Disordered cholesterol metabolism is the cause that blood cholesterol rises to dangerous levels and is a man-made disease, caused mainly by our degraded nutrition and
sedentary lifestyle.

As you probably know, we have “good” high-density lipoprotein (HDL) and “bad” low-density lipoprotein cholesterol. Total cholesterol is mostly LDL and this is still one of the best predictors of cardiovascular disease.
You can measure this total cholesterol with a simple device at home,
it is called the “Accumeter”.

What is a healthy cholesterol level? You may ask.
The American Heart Association and other US health authorities made in mid 1980
below 200 mg/dl their official recommendation.

Today we know that this is too high.
In a comprehensive study by Dr. Jeremiah Stamler, he followed 356,000 men
in 28 US cities. Following his research, death rates from cardiovascular disease
starts to rise when cholesterol gets above 168 mg/dl.
Total cholesterol in sedentary American men and women rise over 200 mg/dl
in their 30s and reach about 220 mg/dl by age 45.

It’s clear that sitting like a slug expose oneself to disease.
Recent research shows that average cholesterol levels in runners and bodybuilders
ranged between 158 mg/dl and 183 mg/dl.
It proves that exercise makes the healthy difference.

Chardiovascular diseases are far out our biggest health problem.
It kills more than twice as many Americans as all cancers, nine times as many as
all other lung and liver diseases together, and 28 times more than all forms of diabetes.
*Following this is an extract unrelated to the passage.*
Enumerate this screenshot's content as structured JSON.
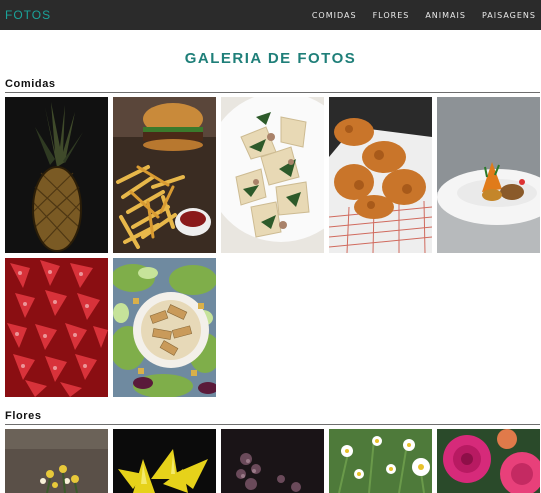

There are good reasons to warn everybody starting an exercise program
to have a thorough medical and physician’s approval before they start.
Sudden exertion in sedentary people “raises their changes of a heart attack by….100 fold!
A health letter from the Mayo Clinic stated:
“Most people who have heart attacks during activity are sedentary or have underlying heart disease and overdo it.”

Activity Prevents Cancer
Most cancers are slow-growing diseases, eating silently away at your body for years
before they show up.
Despite the overblown claims of successful treatment by the National Cancer Institute,
once a cancer emerges, medicine is usually  powerless.

Remember the swift deaths of Michael Landon of pancreatic cancer and Jaqueline
Onassis of Lymphoma. If there was an effective treatment, don’t you think those
immensely rich people would have bought it?

So if a little of the right exercise can prevent cancer, it’s worth than all the gold in
Ford Knox. And above all, like the other best things in life, it’s free!

From a study by Dr. Kenneth Cooper, it showed that incidence of all forms of cancer
was closely correlated with lack of physical exercise. Unfit men and women where
300% more likely  to develop cancer.
But the best finding from this study is that you have to move only a smidgen  out of
couch potatoland to prevent cancer big time.

Activity Against All Diseases

The right exercise is a major strategy for preventing and  treating All diseases.
Physicians who do not incorporate exercise into their treatment protocols are
guilty of malpractice.

The right exercise maintains your heart, lungs, your muscles, your bones, a healthy
level of bodyfat, even your intestinal function.
But what about more  subtle functions, such as insulin, and your body’s handling
of sugar?

We know that couch potatoism leads to glucose intolerance.
However, research has shown not long ago that getting off the couch not only
maintains insulin function to deal with the sugar, but also can reverse decades
of damage. In healthy people the right exercise completely protects glucose tolerance against the degenerative changes in insulin metabolism that lead to adult-onset diabetes.

Research has revealed the major way  in which activity protects you against all diseases.

It started with evidence that exercise increases overall white blood cells.
Then came more precise findings that moderate exercise increases bodily production of
lymphocytes, interleukin 2, neutrophills, and other disease fighting  components
of the immune system. There is no longer doubt that the right exercise strengthen
your immunity.

Hence it strengthens your resistance against all sorts of damage, decay, bacteria, viruses,
toxins, even radiation. Remember the wise words of Louis Pasteur, the father of
modern medicine: “Host resistance is the key”.